Parvin recounts, “But when they lined up our company to go ashore, I went to my hiding place and stayed there till the ship got back to New York.”

Parvin remains hidden as the ship docks at Governor’s Island, then the Brooklyn Navy Yard. At last off Jersey City, the ship strikes a schooner. Parvin assumes she has nudged the wharf and breaks cover. He’s caught on deck, but since he is wearing blue, he is mistaken for a crewman from the schooner. At dockside, Parvin catches a ferry back to New York.

The Return home – At New York, he takes a steamer down the East River to South Amboy, New Jersey; the cars to Camden, New Jersey; and then a ferry across the Delaware River to Philadelphia. The next day, a steamer carries Parvin through the Chesapeake and Delaware Canal to Baltimore. Parvin arrives on November 4.

Parvin buys a small fishing boat. He plans to take it down to Virginia, to the Confederate lines. Rounding Fort McHenry in the boat, Parvin is spotted. Guards in a patrol boat stop him, demand his papers, and ask for proof that he has taken the oath of allegiance to the Union. Caught without such proof, he is forced to return to shore.

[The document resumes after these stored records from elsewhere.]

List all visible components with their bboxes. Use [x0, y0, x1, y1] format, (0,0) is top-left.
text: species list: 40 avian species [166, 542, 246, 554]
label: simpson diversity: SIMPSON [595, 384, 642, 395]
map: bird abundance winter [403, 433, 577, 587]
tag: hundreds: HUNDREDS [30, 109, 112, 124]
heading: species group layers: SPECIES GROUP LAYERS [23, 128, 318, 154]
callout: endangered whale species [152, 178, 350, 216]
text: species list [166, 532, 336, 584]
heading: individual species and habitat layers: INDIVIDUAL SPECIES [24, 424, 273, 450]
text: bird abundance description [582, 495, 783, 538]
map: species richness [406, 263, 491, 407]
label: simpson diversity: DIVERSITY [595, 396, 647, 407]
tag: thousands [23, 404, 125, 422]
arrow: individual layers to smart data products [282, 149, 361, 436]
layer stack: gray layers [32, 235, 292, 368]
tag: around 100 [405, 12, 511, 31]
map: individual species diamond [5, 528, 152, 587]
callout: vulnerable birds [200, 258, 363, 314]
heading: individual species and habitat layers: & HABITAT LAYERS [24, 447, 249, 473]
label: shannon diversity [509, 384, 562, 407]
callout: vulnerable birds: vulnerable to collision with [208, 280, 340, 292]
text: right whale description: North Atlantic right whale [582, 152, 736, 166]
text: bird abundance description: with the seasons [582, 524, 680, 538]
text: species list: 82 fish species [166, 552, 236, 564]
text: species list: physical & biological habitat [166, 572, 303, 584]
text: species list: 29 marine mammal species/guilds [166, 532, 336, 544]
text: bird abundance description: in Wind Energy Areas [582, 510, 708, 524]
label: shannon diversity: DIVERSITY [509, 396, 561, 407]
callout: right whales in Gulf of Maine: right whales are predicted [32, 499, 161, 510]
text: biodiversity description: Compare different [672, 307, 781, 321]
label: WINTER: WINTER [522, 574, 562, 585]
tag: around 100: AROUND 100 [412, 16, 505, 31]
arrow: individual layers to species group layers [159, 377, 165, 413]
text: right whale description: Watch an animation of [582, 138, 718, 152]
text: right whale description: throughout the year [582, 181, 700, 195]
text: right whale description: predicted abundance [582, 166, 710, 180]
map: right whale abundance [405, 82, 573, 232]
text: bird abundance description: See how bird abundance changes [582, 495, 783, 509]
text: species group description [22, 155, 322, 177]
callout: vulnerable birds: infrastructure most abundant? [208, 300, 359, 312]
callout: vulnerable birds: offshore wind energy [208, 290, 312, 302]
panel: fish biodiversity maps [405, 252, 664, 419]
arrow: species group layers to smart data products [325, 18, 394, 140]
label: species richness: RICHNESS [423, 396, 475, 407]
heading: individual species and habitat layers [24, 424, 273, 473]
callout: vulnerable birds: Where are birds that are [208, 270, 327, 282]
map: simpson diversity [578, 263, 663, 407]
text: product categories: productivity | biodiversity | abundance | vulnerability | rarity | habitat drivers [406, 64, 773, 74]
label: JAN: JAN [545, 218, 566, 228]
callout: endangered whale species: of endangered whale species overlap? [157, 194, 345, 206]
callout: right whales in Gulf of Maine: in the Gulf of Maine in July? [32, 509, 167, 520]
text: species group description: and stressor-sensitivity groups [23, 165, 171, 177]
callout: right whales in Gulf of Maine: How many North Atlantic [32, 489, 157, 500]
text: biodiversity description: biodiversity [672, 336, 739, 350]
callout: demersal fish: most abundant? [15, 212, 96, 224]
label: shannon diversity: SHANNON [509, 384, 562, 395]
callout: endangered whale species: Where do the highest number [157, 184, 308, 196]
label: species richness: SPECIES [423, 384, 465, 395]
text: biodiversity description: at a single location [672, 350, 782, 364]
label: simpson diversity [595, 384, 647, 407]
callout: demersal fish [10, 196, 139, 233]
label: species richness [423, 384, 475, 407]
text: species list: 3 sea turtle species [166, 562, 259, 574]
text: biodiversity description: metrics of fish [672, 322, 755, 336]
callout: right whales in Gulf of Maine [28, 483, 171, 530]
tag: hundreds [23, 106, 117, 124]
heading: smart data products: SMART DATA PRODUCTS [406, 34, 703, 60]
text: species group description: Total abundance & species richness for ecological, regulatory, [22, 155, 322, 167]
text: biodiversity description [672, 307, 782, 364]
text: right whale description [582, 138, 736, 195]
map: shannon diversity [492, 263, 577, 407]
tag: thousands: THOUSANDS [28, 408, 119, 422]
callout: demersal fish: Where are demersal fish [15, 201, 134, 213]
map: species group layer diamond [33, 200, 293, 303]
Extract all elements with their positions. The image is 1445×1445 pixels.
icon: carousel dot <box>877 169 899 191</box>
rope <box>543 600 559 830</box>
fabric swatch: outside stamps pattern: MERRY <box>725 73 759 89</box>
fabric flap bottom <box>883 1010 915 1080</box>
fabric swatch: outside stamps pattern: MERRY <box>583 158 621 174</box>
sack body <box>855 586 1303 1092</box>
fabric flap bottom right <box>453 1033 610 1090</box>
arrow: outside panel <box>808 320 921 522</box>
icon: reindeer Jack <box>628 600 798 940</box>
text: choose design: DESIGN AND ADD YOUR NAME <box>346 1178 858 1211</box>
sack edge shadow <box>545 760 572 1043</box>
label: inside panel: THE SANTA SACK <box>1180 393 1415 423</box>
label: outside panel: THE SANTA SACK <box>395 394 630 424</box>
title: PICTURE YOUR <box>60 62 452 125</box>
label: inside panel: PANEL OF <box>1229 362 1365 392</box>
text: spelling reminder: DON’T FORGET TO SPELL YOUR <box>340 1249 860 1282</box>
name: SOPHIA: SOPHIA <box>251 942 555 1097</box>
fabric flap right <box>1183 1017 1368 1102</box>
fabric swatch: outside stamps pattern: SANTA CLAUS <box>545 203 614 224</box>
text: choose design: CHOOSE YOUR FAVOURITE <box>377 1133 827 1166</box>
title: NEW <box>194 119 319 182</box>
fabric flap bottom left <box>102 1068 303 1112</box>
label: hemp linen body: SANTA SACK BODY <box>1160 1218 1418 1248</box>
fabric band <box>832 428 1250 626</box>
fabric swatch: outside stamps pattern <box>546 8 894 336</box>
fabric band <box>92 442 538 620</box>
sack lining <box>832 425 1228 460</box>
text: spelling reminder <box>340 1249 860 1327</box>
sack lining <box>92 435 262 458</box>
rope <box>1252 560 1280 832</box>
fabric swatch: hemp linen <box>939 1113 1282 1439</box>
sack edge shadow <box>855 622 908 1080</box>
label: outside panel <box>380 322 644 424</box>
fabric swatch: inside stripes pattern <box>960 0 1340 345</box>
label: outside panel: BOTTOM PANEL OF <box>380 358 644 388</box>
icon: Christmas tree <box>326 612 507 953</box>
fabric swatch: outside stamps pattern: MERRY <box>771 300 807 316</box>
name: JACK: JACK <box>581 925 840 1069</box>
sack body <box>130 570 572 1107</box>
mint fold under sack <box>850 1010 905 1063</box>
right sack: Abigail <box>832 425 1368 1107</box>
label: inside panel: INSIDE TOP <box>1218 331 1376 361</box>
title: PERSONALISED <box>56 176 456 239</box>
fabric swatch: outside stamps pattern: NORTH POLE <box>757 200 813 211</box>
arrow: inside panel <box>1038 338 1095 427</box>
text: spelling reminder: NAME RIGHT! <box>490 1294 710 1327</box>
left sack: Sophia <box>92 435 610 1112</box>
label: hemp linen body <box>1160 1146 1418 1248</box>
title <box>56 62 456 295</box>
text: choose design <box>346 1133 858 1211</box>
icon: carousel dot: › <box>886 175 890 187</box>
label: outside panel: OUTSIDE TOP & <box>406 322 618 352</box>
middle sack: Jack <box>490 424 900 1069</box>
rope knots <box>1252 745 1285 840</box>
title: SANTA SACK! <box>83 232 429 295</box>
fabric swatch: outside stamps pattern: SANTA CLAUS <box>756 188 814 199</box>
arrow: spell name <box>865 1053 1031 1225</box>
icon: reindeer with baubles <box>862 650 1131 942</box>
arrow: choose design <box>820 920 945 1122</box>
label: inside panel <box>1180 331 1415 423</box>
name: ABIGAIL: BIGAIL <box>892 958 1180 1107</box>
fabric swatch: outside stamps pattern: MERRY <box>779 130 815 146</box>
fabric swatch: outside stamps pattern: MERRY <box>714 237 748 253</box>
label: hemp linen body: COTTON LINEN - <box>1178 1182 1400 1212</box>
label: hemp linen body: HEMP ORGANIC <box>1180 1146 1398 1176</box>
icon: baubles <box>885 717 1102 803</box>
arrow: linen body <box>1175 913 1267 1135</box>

Parvin ships aboard a hay schooner bound for the Potomac River. The schooner runs aground in the Choptank River, above the Potomac. While the schooner is aground, Parvin is ordered ashore to cut wood.

While on shore, he fashions spars for a small boat. Back on board, he cuts a sail from the schooner’s flying jib. He stocks a supply of fresh water, “hard bread,” and boiled ham. At midnight on the second night, he steals away downriver and holes-up in a swamp at daylight. The next day, he reaches the Potomac, crosses it, and lands on an island in the Cone River. He walks straight into a company of Virginia militia.

Now he is provided with fast transport, his journey takes on a triumphant turn: to Fredericksburg, Petersburg, New Bern, and at last, home to Little Washington, North Carolina.